Un marché marqué par la baisse des volumes et la hausse de l’offre
La région métropolitaine de Montréal a vu le nombre de ventes résidentielles diminuer de 8,2 % en juin par rapport à la même période l’an dernier, selon les données publiées par l’association professionnelle des courtiers immobiliers du Québec. Concrètement, 4 012 propriétés ont changé de mains en juin contre 4 371 en juin 2025.
Des prix médians qui grimpent malgré la décrue des transactions
Si les volumes ralentissent, les prix médians affichent une progression d’une année sur l’autre dans toutes les catégories surveillées.

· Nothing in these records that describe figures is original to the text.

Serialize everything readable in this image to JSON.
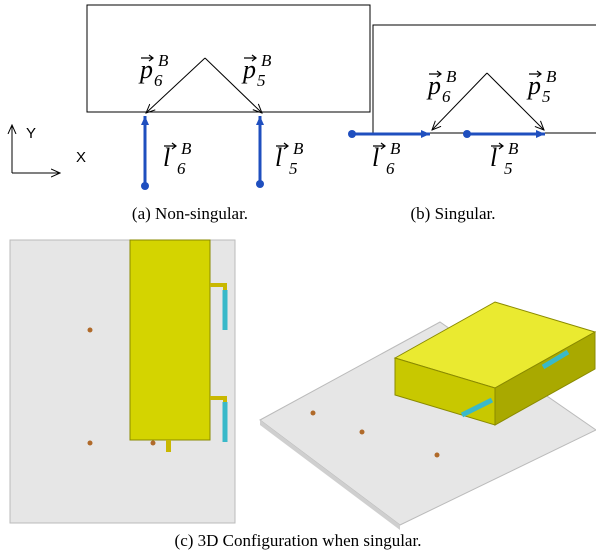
{
  "panel_a": {
    "caption": "(a) Non-singular.",
    "axis_y": "Y",
    "axis_x": "X",
    "labels": [
      {
        "symbol": "p",
        "sub": "6",
        "sup": "B"
      },
      {
        "symbol": "p",
        "sub": "5",
        "sup": "B"
      },
      {
        "symbol": "l",
        "sub": "6",
        "sup": "B"
      },
      {
        "symbol": "l",
        "sub": "5",
        "sup": "B"
      }
    ]
  },
  "panel_b": {
    "caption": "(b) Singular.",
    "labels": [
      {
        "symbol": "p",
        "sub": "6",
        "sup": "B"
      },
      {
        "symbol": "p",
        "sub": "5",
        "sup": "B"
      },
      {
        "symbol": "l",
        "sub": "6",
        "sup": "B"
      },
      {
        "symbol": "l",
        "sub": "5",
        "sup": "B"
      }
    ]
  },
  "panel_c": {
    "caption": "(c) 3D Configuration when singular."
  }
}
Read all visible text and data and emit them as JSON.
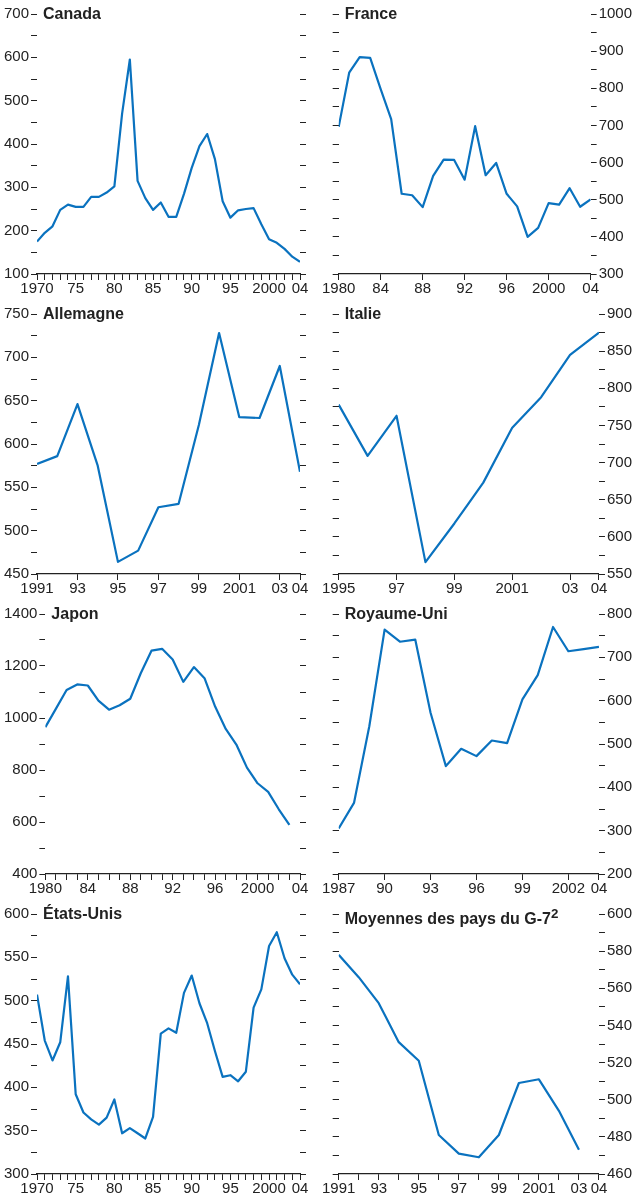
{
  "chart_data": [
    {
      "type": "line",
      "title": "Canada",
      "color": "#0a72bf",
      "xlim": [
        1970,
        2004
      ],
      "ylim": [
        100,
        700
      ],
      "x": [
        1970,
        1971,
        1972,
        1973,
        1974,
        1975,
        1976,
        1977,
        1978,
        1979,
        1980,
        1981,
        1982,
        1983,
        1984,
        1985,
        1986,
        1987,
        1988,
        1989,
        1990,
        1991,
        1992,
        1993,
        1994,
        1995,
        1996,
        1997,
        1998,
        1999,
        2000,
        2001,
        2002,
        2003,
        2004
      ],
      "values": [
        175,
        195,
        210,
        248,
        260,
        255,
        255,
        278,
        278,
        288,
        302,
        470,
        595,
        315,
        275,
        248,
        265,
        232,
        232,
        285,
        345,
        395,
        423,
        365,
        268,
        230,
        247,
        250,
        252,
        215,
        180,
        172,
        158,
        140,
        128
      ],
      "xticks": [
        1970,
        {
          "value": 1971,
          "label": null
        },
        {
          "value": 1972,
          "label": null
        },
        {
          "value": 1973,
          "label": null
        },
        {
          "value": 1974,
          "label": null
        },
        {
          "value": 1975,
          "label": "75"
        },
        {
          "value": 1976,
          "label": null
        },
        {
          "value": 1977,
          "label": null
        },
        {
          "value": 1978,
          "label": null
        },
        {
          "value": 1979,
          "label": null
        },
        {
          "value": 1980,
          "label": "80"
        },
        {
          "value": 1981,
          "label": null
        },
        {
          "value": 1982,
          "label": null
        },
        {
          "value": 1983,
          "label": null
        },
        {
          "value": 1984,
          "label": null
        },
        {
          "value": 1985,
          "label": "85"
        },
        {
          "value": 1986,
          "label": null
        },
        {
          "value": 1987,
          "label": null
        },
        {
          "value": 1988,
          "label": null
        },
        {
          "value": 1989,
          "label": null
        },
        {
          "value": 1990,
          "label": "90"
        },
        {
          "value": 1991,
          "label": null
        },
        {
          "value": 1992,
          "label": null
        },
        {
          "value": 1993,
          "label": null
        },
        {
          "value": 1994,
          "label": null
        },
        {
          "value": 1995,
          "label": "95"
        },
        {
          "value": 1996,
          "label": null
        },
        {
          "value": 1997,
          "label": null
        },
        {
          "value": 1998,
          "label": null
        },
        {
          "value": 1999,
          "label": null
        },
        2000,
        {
          "value": 2001,
          "label": null
        },
        {
          "value": 2002,
          "label": null
        },
        {
          "value": 2003,
          "label": null
        },
        {
          "value": 2004,
          "label": "04"
        }
      ],
      "yticks": [
        100,
        {
          "value": 150,
          "label": null
        },
        200,
        {
          "value": 250,
          "label": null
        },
        300,
        {
          "value": 350,
          "label": null
        },
        400,
        {
          "value": 450,
          "label": null
        },
        500,
        {
          "value": 550,
          "label": null
        },
        600,
        {
          "value": 650,
          "label": null
        },
        700
      ]
    },
    {
      "type": "line",
      "title": "France",
      "color": "#0a72bf",
      "xlim": [
        1980,
        2004
      ],
      "ylim": [
        300,
        1000
      ],
      "x": [
        1980,
        1981,
        1982,
        1983,
        1984,
        1985,
        1986,
        1987,
        1988,
        1989,
        1990,
        1991,
        1992,
        1993,
        1994,
        1995,
        1996,
        1997,
        1998,
        1999,
        2000,
        2001,
        2002,
        2003,
        2004
      ],
      "values": [
        696,
        842,
        884,
        882,
        798,
        717,
        516,
        512,
        480,
        564,
        608,
        607,
        554,
        698,
        566,
        599,
        516,
        482,
        400,
        424,
        491,
        487,
        531,
        481,
        501
      ],
      "xticks": [
        1980,
        {
          "value": 1984,
          "label": "84"
        },
        {
          "value": 1988,
          "label": "88"
        },
        {
          "value": 1992,
          "label": "92"
        },
        {
          "value": 1996,
          "label": "96"
        },
        2000,
        {
          "value": 2004,
          "label": "04"
        }
      ],
      "yticks": [
        300,
        {
          "value": 350,
          "label": null
        },
        400,
        {
          "value": 450,
          "label": null
        },
        500,
        {
          "value": 550,
          "label": null
        },
        600,
        {
          "value": 650,
          "label": null
        },
        700,
        {
          "value": 750,
          "label": null
        },
        800,
        {
          "value": 850,
          "label": null
        },
        900,
        {
          "value": 950,
          "label": null
        },
        1000
      ]
    },
    {
      "type": "line",
      "title": "Allemagne",
      "color": "#0a72bf",
      "xlim": [
        1991,
        2004
      ],
      "ylim": [
        450,
        750
      ],
      "x": [
        1991,
        1992,
        1993,
        1994,
        1995,
        1996,
        1997,
        1998,
        1999,
        2000,
        2001,
        2002,
        2003,
        2004
      ],
      "values": [
        577,
        586,
        646,
        575,
        464,
        477,
        527,
        531,
        622,
        728,
        631,
        630,
        690,
        568
      ],
      "xticks": [
        1991,
        {
          "value": 1993,
          "label": "93"
        },
        {
          "value": 1995,
          "label": "95"
        },
        {
          "value": 1997,
          "label": "97"
        },
        {
          "value": 1999,
          "label": "99"
        },
        2001,
        {
          "value": 2003,
          "label": "03"
        },
        {
          "value": 2004,
          "label": "04"
        }
      ],
      "yticks": [
        450,
        {
          "value": 475,
          "label": null
        },
        500,
        {
          "value": 525,
          "label": null
        },
        550,
        {
          "value": 575,
          "label": null
        },
        600,
        {
          "value": 625,
          "label": null
        },
        650,
        {
          "value": 675,
          "label": null
        },
        700,
        {
          "value": 725,
          "label": null
        },
        750
      ]
    },
    {
      "type": "line",
      "title": "Italie",
      "color": "#0a72bf",
      "xlim": [
        1995,
        2004
      ],
      "ylim": [
        550,
        900
      ],
      "x": [
        1995,
        1996,
        1997,
        1998,
        1999,
        2000,
        2001,
        2002,
        2003,
        2004
      ],
      "values": [
        778,
        709,
        763,
        566,
        618,
        673,
        747,
        788,
        845,
        875
      ],
      "xticks": [
        1995,
        {
          "value": 1997,
          "label": "97"
        },
        {
          "value": 1999,
          "label": "99"
        },
        2001,
        {
          "value": 2003,
          "label": "03"
        },
        {
          "value": 2004,
          "label": "04"
        }
      ],
      "yticks": [
        550,
        {
          "value": 575,
          "label": null
        },
        600,
        {
          "value": 625,
          "label": null
        },
        650,
        {
          "value": 675,
          "label": null
        },
        700,
        {
          "value": 725,
          "label": null
        },
        750,
        {
          "value": 775,
          "label": null
        },
        800,
        {
          "value": 825,
          "label": null
        },
        850,
        {
          "value": 875,
          "label": null
        },
        900
      ]
    },
    {
      "type": "line",
      "title": "Japon",
      "color": "#0a72bf",
      "xlim": [
        1980,
        2004
      ],
      "ylim": [
        400,
        1400
      ],
      "x": [
        1980,
        1981,
        1982,
        1983,
        1984,
        1985,
        1986,
        1987,
        1988,
        1989,
        1990,
        1991,
        1992,
        1993,
        1994,
        1995,
        1996,
        1997,
        1998,
        1999,
        2000,
        2001,
        2002,
        2003
      ],
      "values": [
        965,
        1036,
        1108,
        1129,
        1125,
        1067,
        1032,
        1049,
        1074,
        1173,
        1259,
        1266,
        1225,
        1139,
        1196,
        1153,
        1044,
        958,
        898,
        809,
        749,
        716,
        649,
        589
      ],
      "xticks": [
        1980,
        {
          "value": 1981,
          "label": null
        },
        {
          "value": 1982,
          "label": null
        },
        {
          "value": 1983,
          "label": null
        },
        {
          "value": 1984,
          "label": "84"
        },
        {
          "value": 1985,
          "label": null
        },
        {
          "value": 1986,
          "label": null
        },
        {
          "value": 1987,
          "label": null
        },
        {
          "value": 1988,
          "label": "88"
        },
        {
          "value": 1989,
          "label": null
        },
        {
          "value": 1990,
          "label": null
        },
        {
          "value": 1991,
          "label": null
        },
        {
          "value": 1992,
          "label": "92"
        },
        {
          "value": 1993,
          "label": null
        },
        {
          "value": 1994,
          "label": null
        },
        {
          "value": 1995,
          "label": null
        },
        {
          "value": 1996,
          "label": "96"
        },
        {
          "value": 1997,
          "label": null
        },
        {
          "value": 1998,
          "label": null
        },
        {
          "value": 1999,
          "label": null
        },
        2000,
        {
          "value": 2001,
          "label": null
        },
        {
          "value": 2002,
          "label": null
        },
        {
          "value": 2003,
          "label": null
        },
        {
          "value": 2004,
          "label": "04"
        }
      ],
      "yticks": [
        400,
        {
          "value": 500,
          "label": null
        },
        600,
        {
          "value": 700,
          "label": null
        },
        800,
        {
          "value": 900,
          "label": null
        },
        1000,
        {
          "value": 1100,
          "label": null
        },
        1200,
        {
          "value": 1300,
          "label": null
        },
        1400
      ]
    },
    {
      "type": "line",
      "title": "Royaume-Uni",
      "color": "#0a72bf",
      "xlim": [
        1987,
        2004
      ],
      "ylim": [
        200,
        800
      ],
      "x": [
        1987,
        1988,
        1989,
        1990,
        1991,
        1992,
        1993,
        1994,
        1995,
        1996,
        1997,
        1998,
        1999,
        2000,
        2001,
        2002,
        2003,
        2004
      ],
      "values": [
        305,
        364,
        541,
        764,
        736,
        741,
        572,
        449,
        489,
        472,
        508,
        502,
        603,
        659,
        770,
        714,
        719,
        724
      ],
      "xticks": [
        1987,
        {
          "value": 1990,
          "label": "90"
        },
        {
          "value": 1993,
          "label": "93"
        },
        {
          "value": 1996,
          "label": "96"
        },
        {
          "value": 1999,
          "label": "99"
        },
        2002,
        {
          "value": 2004,
          "label": "04"
        }
      ],
      "yticks": [
        200,
        {
          "value": 250,
          "label": null
        },
        300,
        {
          "value": 350,
          "label": null
        },
        400,
        {
          "value": 450,
          "label": null
        },
        500,
        {
          "value": 550,
          "label": null
        },
        600,
        {
          "value": 650,
          "label": null
        },
        700,
        {
          "value": 750,
          "label": null
        },
        800
      ]
    },
    {
      "type": "line",
      "title": "États-Unis",
      "color": "#0a72bf",
      "xlim": [
        1970,
        2004
      ],
      "ylim": [
        300,
        600
      ],
      "x": [
        1970,
        1971,
        1972,
        1973,
        1974,
        1975,
        1976,
        1977,
        1978,
        1979,
        1980,
        1981,
        1982,
        1983,
        1984,
        1985,
        1986,
        1987,
        1988,
        1989,
        1990,
        1991,
        1992,
        1993,
        1994,
        1995,
        1996,
        1997,
        1998,
        1999,
        2000,
        2001,
        2002,
        2003,
        2004
      ],
      "values": [
        507,
        454,
        431,
        452,
        528,
        392,
        371,
        363,
        357,
        365,
        386,
        347,
        353,
        347,
        341,
        366,
        462,
        468,
        463,
        509,
        529,
        497,
        474,
        442,
        412,
        414,
        407,
        418,
        492,
        513,
        563,
        579,
        549,
        530,
        519
      ],
      "xticks": [
        1970,
        {
          "value": 1971,
          "label": null
        },
        {
          "value": 1972,
          "label": null
        },
        {
          "value": 1973,
          "label": null
        },
        {
          "value": 1974,
          "label": null
        },
        {
          "value": 1975,
          "label": "75"
        },
        {
          "value": 1976,
          "label": null
        },
        {
          "value": 1977,
          "label": null
        },
        {
          "value": 1978,
          "label": null
        },
        {
          "value": 1979,
          "label": null
        },
        {
          "value": 1980,
          "label": "80"
        },
        {
          "value": 1981,
          "label": null
        },
        {
          "value": 1982,
          "label": null
        },
        {
          "value": 1983,
          "label": null
        },
        {
          "value": 1984,
          "label": null
        },
        {
          "value": 1985,
          "label": "85"
        },
        {
          "value": 1986,
          "label": null
        },
        {
          "value": 1987,
          "label": null
        },
        {
          "value": 1988,
          "label": null
        },
        {
          "value": 1989,
          "label": null
        },
        {
          "value": 1990,
          "label": "90"
        },
        {
          "value": 1991,
          "label": null
        },
        {
          "value": 1992,
          "label": null
        },
        {
          "value": 1993,
          "label": null
        },
        {
          "value": 1994,
          "label": null
        },
        {
          "value": 1995,
          "label": "95"
        },
        {
          "value": 1996,
          "label": null
        },
        {
          "value": 1997,
          "label": null
        },
        {
          "value": 1998,
          "label": null
        },
        {
          "value": 1999,
          "label": null
        },
        2000,
        {
          "value": 2001,
          "label": null
        },
        {
          "value": 2002,
          "label": null
        },
        {
          "value": 2003,
          "label": null
        },
        {
          "value": 2004,
          "label": "04"
        }
      ],
      "yticks": [
        300,
        {
          "value": 325,
          "label": null
        },
        350,
        {
          "value": 375,
          "label": null
        },
        400,
        {
          "value": 425,
          "label": null
        },
        450,
        {
          "value": 475,
          "label": null
        },
        500,
        {
          "value": 525,
          "label": null
        },
        550,
        {
          "value": 575,
          "label": null
        },
        600
      ]
    },
    {
      "type": "line",
      "title": "Moyennes des pays du G-7$^{2}$",
      "color": "#0a72bf",
      "xlim": [
        1991,
        2004
      ],
      "ylim": [
        460,
        600
      ],
      "x": [
        1991,
        1992,
        1993,
        1994,
        1995,
        1996,
        1997,
        1998,
        1999,
        2000,
        2001,
        2002,
        2003
      ],
      "values": [
        578,
        566,
        552,
        531,
        521,
        481,
        471,
        469,
        481,
        509,
        511,
        494,
        473
      ],
      "xticks": [
        1991,
        {
          "value": 1992,
          "label": null
        },
        {
          "value": 1993,
          "label": "93"
        },
        {
          "value": 1994,
          "label": null
        },
        {
          "value": 1995,
          "label": "95"
        },
        {
          "value": 1996,
          "label": null
        },
        {
          "value": 1997,
          "label": "97"
        },
        {
          "value": 1998,
          "label": null
        },
        {
          "value": 1999,
          "label": "99"
        },
        {
          "value": 2000,
          "label": null
        },
        2001,
        {
          "value": 2002,
          "label": null
        },
        {
          "value": 2003,
          "label": "03"
        },
        {
          "value": 2004,
          "label": "04"
        }
      ],
      "yticks": [
        460,
        {
          "value": 470,
          "label": null
        },
        480,
        {
          "value": 490,
          "label": null
        },
        500,
        {
          "value": 510,
          "label": null
        },
        520,
        {
          "value": 530,
          "label": null
        },
        540,
        {
          "value": 550,
          "label": null
        },
        560,
        {
          "value": 570,
          "label": null
        },
        580,
        {
          "value": 590,
          "label": null
        },
        600
      ]
    }
  ]
}
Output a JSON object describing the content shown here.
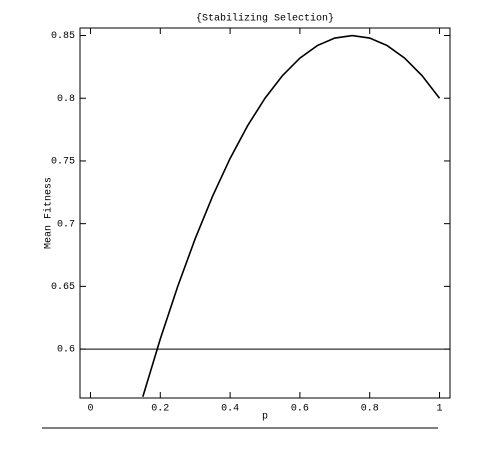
{
  "chart_data": {
    "type": "line",
    "title": "{Stabilizing Selection}",
    "x_label": "p",
    "y_label": "Mean Fitness",
    "x": [
      0.15,
      0.2,
      0.25,
      0.3,
      0.35,
      0.4,
      0.45,
      0.5,
      0.55,
      0.6,
      0.65,
      0.7,
      0.75,
      0.8,
      0.85,
      0.9,
      0.95,
      1
    ],
    "series": [
      {
        "color": "#000000",
        "values": [
          0.562,
          0.608,
          0.65,
          0.688,
          0.722,
          0.752,
          0.778,
          0.8,
          0.818,
          0.832,
          0.842,
          0.848,
          0.85,
          0.848,
          0.842,
          0.832,
          0.818,
          0.8
        ]
      }
    ],
    "hline": 0.6,
    "xlim": [
      -0.03,
      1.03
    ],
    "ylim": [
      0.561,
      0.856
    ],
    "xticks": [
      0,
      0.2,
      0.4,
      0.6,
      0.8,
      1
    ],
    "yticks": [
      0.6,
      0.65,
      0.7,
      0.75,
      0.8,
      0.85
    ]
  }
}
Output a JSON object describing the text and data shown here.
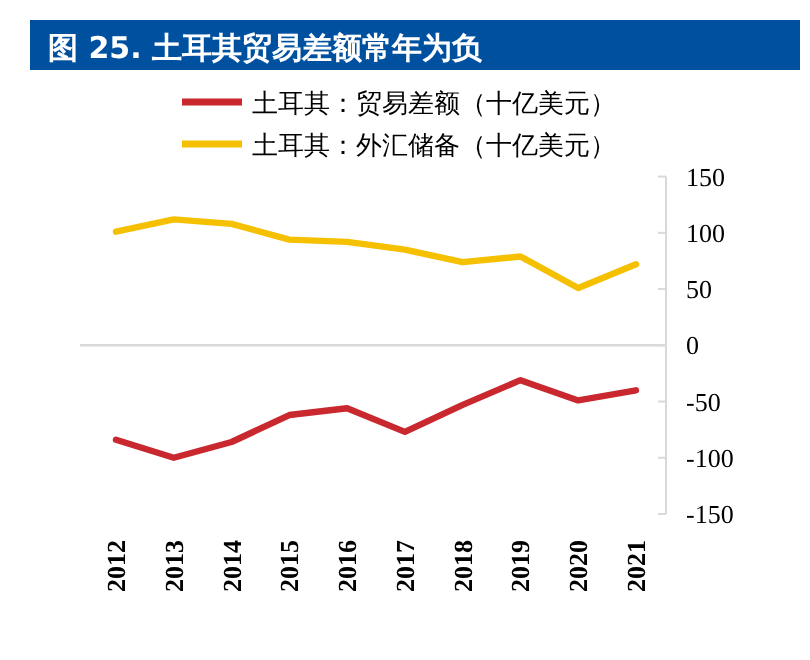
{
  "chart_data": {
    "type": "line",
    "title": "图 25. 土耳其贸易差额常年为负",
    "categories": [
      "2012",
      "2013",
      "2014",
      "2015",
      "2016",
      "2017",
      "2018",
      "2019",
      "2020",
      "2021"
    ],
    "series": [
      {
        "name": "土耳其：贸易差额（十亿美元）",
        "color": "#c8282e",
        "values": [
          -84,
          -100,
          -86,
          -62,
          -56,
          -77,
          -53,
          -31,
          -49,
          -40
        ]
      },
      {
        "name": "土耳其：外汇储备（十亿美元）",
        "color": "#f5c000",
        "values": [
          101,
          112,
          108,
          94,
          92,
          85,
          74,
          79,
          51,
          72
        ]
      }
    ],
    "ylim": [
      -150,
      150
    ],
    "yticks": [
      -150,
      -100,
      -50,
      0,
      50,
      100,
      150
    ],
    "ref_lines": [
      {
        "axis": "y",
        "value": 0,
        "color": "#d9d9d9"
      }
    ],
    "legend": "top",
    "grid": false,
    "marker": "none",
    "line_style": "solid"
  }
}
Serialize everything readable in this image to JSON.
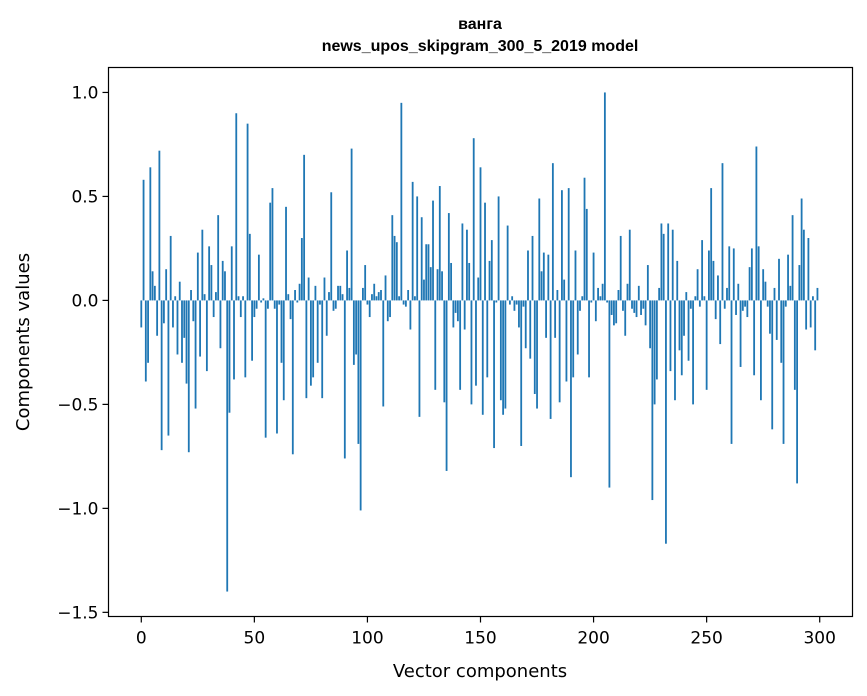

Les mouvements les plus notables :
- Plex (immeubles de 2 à 5 logements) : hausse de 5,9 %, prix médian 880 000 $.
- Maison unifamiliale : progression de 3,5 %, prix médian 649 000 $.
- Copropriété : hausse de 2 %, prix médian 435 000 $.
| Catégorie | Variation annuelle | Prix médian (juin) |
|---|---|---|
| Plex | +5,9 % | 880 000 $ |
| Maison unifamiliale | +3,5 % | 649 000 $ |
| Copropriété | +2 % | 435 000 $ |
Offre et nouveaux mandats : le stock se développe
L’augmentation de l’offre est franche : les nouvelles inscriptions en juin se sont élevées à 6 648, soit une hausse de 11,1 % sur un an. Le parc total de logements à vendre a crû de 17,4 %, pour atteindre 20 894 biens répertoriés. Autrement dit, les acheteurs disposent aujourd’hui d’un choix sensiblement plus large qu’il y a un an.
Comment lire ces chiffres pour un acheteur ou un investisseur ?
Le scénario observé — moins de transactions mais plus d’inventaire et des prix médians qui montent — traduit un marché qui se rééquilibre lentement. Pour un acquéreur, cela signifie :
- plus de sélection pour comparer biens et prix ;
- des marges de négociation potentiellement plus favorables dans les segments où l’offre progresse fortement ;
- la nécessité d’évaluer la rentabilité et la vacance locative, surtout pour les plex dont le prix médian augmente rapidement.
Impacts possibles
Pour le marché locatif et les décisions d’investissement, la hausse du prix des plex (880 000 $) incitera certains acheteurs à redoubler d’attention sur le rendement locatif. Du côté des primo-accédants, la progression du prix des maisons unifamiliales (+3,5 %) maintient la pression sur les budgets, malgré l’élargissement de l’offre qui peut permettre de trouver un compromis sur la localisation ou la surface.
À court terme, la conjonction d’un inventaire plus élevé et d’une demande modérée devrait tempérer les tensions les plus vives sur les prix, mais le maintien d’une hausse annuelle des prix médians montre que le déséquilibre n’est pas encore absorbé.